ECGconc offers ECG-based potassium concentration estimation.
Prepare_Data.m: Template building and extraction of features from a lead reduced signal. An example with data from [1,2] is taken to offer an example for the workflow.
Apply_Conc_Model.m: With this script, the parameterized concentration models (from the folder globalModels) can be applied to the found features. The user should keep in mind that the model still needs concentration measurements from a blood test to apply a patient-specific correction.
Find_Conc_Model_Pat.m: Code for the generation of the patient-specific model.
Find_Conc_Model_Global.m: Code for the generation of the global model.
ECGdeli: https://github.com/KIT-IBT/ECGdeli
ECGfeat: https://github.com/KIT-IBT/ECGfeat
Special thanks go to Cristiana Corsi and Stefano Severi from the University of Bologna.

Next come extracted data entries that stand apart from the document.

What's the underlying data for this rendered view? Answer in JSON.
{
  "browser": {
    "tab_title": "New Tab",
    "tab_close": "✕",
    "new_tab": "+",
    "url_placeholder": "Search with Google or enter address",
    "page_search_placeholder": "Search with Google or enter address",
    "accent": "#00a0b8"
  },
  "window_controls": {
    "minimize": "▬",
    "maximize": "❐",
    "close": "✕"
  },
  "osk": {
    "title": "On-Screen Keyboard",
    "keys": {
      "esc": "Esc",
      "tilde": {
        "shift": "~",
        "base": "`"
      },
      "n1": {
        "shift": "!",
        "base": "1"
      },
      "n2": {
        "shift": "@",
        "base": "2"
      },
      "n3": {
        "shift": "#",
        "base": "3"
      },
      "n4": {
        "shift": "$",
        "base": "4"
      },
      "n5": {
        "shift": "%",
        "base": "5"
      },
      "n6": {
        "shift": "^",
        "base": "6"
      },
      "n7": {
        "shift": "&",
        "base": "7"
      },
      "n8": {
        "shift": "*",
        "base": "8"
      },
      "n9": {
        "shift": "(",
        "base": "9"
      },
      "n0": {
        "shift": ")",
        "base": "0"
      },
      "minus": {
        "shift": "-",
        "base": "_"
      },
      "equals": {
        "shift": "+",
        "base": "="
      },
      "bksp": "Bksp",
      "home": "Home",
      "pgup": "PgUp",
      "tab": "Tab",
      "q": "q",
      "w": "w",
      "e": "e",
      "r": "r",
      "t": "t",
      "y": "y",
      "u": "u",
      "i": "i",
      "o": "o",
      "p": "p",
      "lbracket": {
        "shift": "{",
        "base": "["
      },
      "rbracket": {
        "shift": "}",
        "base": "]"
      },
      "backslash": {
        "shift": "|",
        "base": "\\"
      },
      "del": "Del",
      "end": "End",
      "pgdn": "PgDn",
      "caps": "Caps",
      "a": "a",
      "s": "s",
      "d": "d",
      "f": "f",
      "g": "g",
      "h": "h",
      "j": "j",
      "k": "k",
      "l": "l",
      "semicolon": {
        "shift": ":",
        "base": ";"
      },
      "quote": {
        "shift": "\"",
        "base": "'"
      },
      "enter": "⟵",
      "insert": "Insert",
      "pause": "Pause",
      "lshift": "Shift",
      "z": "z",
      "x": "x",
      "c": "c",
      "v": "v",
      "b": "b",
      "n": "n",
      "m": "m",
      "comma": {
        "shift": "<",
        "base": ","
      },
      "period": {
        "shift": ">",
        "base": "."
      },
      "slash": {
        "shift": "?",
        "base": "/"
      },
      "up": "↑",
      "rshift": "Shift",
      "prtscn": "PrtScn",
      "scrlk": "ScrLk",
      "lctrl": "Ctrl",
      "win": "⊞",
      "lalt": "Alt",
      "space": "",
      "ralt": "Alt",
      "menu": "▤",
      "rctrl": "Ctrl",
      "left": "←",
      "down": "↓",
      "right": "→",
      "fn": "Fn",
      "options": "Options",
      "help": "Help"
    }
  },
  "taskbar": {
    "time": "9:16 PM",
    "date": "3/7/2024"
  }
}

This is the result of my PhD project at the Institute of Biomedical Engineering at Karlsruhe Insitute of Technology. Further information on the background of this repository will be available when the thesis is published.
[1] R. Bousseljot, D. Kreiseler, and A. Schnabel, “Nutzung der EKG-Signaldatenbank CARDIODAT der PTB über das Internet,” Biomedizinische Technik/Biomedical Engineering, pp. 317–318, Jan. 2009.
[2] A. L. Goldberger, L. A. Amaral, L. Glass, J. M. Hausdorff, P. C. Ivanov, R. G. Mark, J. E. Mietus, G. B. Moody, C. K. Peng, and H. E. Stanley, “PhysioBank, PhysioToolkit, and PhysioNet: components of a new research resource for complex physiologic signals.,” Circulation, vol. 101, no. 23, pp. E215–20, Jun. 2000.